Güncel birçok olayı konuşurken “aksayan yönleri nasıl gideririz” sorusunu sormaktan ziyade konuyu dedikoduya kurban veriyoruz. Kuşkusuz hatalar yanlışlar sadece kendi toplumumuzda olmuyor. Dünyanın her yerinde benzer dertler benzer sorunlar yaşanıyor. Sonuçta her şey insanla başlayıp onunla bitiyor. Bireysel ve toplumsal yönetim, yasaların da dinlerin de bilimsel disiplinlerin konusu olarak da aslında bize çok şey söylüyor. Mesela Kur’ân-ı Kerim Ra’d Suresi 11. âyet meâlen, “Siz kendinizde olanı değiştirmedikçe Allah da sizin durumunuzu değiştirmez” derken bize değişimin değişmeyen yasalarından birisini söylüyor. Toplumsal değişim öncelikle herkesin kendinde yapacağı değişimle başlıyor. Kesin olan değişim öyle gökten zembille düşmeyecek, bizimle olacak.
Yönetim bilimi bugün üniversitelerde farklı disiplinlerin altında okutuluyor. İnsani tecrübeler, ortak aklın ürettiği formüller yönetimde verimliliği artırmanın yöntemleri “hiyerarşiyoloji” denilen bir bilim dalı haline gelmiş durumda. Bu nedenle yönetim sorunlarını çözerken dedikoduya dayalı bilgilere değil yönetim ilkelerinde aksayan noktalara odaklanmanın sonuç alacağına inanıyorum. Hangi kademede olursa olsun “yönetimi verimli hale getirmek” ve “algı yönetimi” bir arada ele alındığında ancak doğru sonuçlara ulaşılabilir. Bunun için de yepyeni keşiflere de ihtiyaç yok, yapılmış birçok bilimsel çalışmaya bakmak bile bize yol gösterebilir.

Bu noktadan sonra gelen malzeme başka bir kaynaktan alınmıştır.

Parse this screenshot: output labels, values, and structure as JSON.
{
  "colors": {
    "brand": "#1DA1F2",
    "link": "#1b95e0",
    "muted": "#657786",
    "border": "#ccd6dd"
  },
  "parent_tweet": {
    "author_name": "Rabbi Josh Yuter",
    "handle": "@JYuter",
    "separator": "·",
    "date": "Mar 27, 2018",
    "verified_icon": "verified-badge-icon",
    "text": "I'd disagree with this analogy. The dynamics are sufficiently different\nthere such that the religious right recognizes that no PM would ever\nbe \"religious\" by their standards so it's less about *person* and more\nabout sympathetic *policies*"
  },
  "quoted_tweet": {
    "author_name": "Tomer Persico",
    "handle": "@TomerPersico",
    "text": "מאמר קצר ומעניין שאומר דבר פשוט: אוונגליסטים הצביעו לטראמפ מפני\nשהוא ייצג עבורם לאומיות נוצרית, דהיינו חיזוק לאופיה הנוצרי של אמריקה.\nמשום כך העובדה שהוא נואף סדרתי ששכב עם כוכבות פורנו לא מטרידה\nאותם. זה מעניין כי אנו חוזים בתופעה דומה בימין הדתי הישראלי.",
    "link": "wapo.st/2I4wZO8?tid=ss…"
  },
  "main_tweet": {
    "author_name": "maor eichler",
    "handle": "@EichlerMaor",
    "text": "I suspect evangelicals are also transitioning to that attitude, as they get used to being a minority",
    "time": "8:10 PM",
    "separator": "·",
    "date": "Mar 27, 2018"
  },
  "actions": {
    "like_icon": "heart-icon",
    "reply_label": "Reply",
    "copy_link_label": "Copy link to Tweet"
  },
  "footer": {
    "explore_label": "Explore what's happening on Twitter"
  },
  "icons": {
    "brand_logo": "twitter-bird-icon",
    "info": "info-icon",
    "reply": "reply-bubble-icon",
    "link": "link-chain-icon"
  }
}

Hiyerarşinin bilimsel verilerle prensiplerini ortaya koyan isimlerin başında Kanadalı bir eğitimci olan Peter Laurence geliyor. Hiyerarşiyi işletmenin altın kurallarını Peter Prensipleri anlatıyor. Diyor ki: Hiyerarşilerde insanları ya atıyorsunuz ya terfi ettiriyorsunuz. Ne yapıyorsunuz, mevcut pozisyonda yeterli olanı terfi ettiriyorsunuz. Terfi ettirdiğiniz adamın bir sonraki pozisyonda yeterli olup olmadığını ise bilmiyorsunuz. Peter prensipleri burada devreye giriyor. Diyor ki; hiyerarşilerdeki genel eğilim her bir terfi ettirdiğiniz adamın, terfi ettiği noktada yetersiz olmasıdır. Böyle olduğu için de sistem burada donar ve kalır. Böylece hiyerarşi ve durağanlık bir üst aşamaya terfi edemeyecek yetersizlikte kişilerin oluşturduğu basamaklardan oluşur. Bu durum da sistemi tıkar. Bunu aşmanın yolları test edilmiş önerilerden geçiyor. Amaç sistemin verimli hale gelmesini sağlamak için bilimsel yöntemlerin devreye sokulmasının sağlanması. Elbette bu da tek başına yeterli değil! Bunun yanına Ali Saydam’ın deyimiyle “ortak bir ruhi birlik” oluşturulmasını sağlayacak algı yönetimini de eklemek gerekiyor. Türkiye yeni bir yönetim sistemine doğru evrilirken yönetimde verimlilik anlayışının bilimsel açılımlarıyla uygulanması için de büyük fırsatlar doğuyor.
KAMU DİPLOMASİSİ
Avrupa toplumlarına yönelik bir algı yönetimi yapıldığı ortada. Fransa’da yayınlanan bildiri bunun örneklerinden sadece birisi. Hollanda’da bir ders kitabında yer verilen Türkiye aleyhine sözler gibi, çoğu sivil hayattan yüzlerce örnek verebiliriz. Sivil kelimesinin altını çiziyorum. Çünkü bu örneklerin birçoğu sivil hayattan. Bunlara karşı yapılacakların yolu da yine sivil hayattan geçiyor. Kamu diplomasisini bu süreçte çok daha etkin ve güçle, sanattan spora, yemekten kültüre birçok alanda devreye sokulması gerekiyor. Elbette biz ne dersek diyelim Avrupa’nın tarihinden siyasetinden kaynaklanan önyargılar değişmez. Ama etkilenir, en azından etkilenecek kesimlere ulaşılır.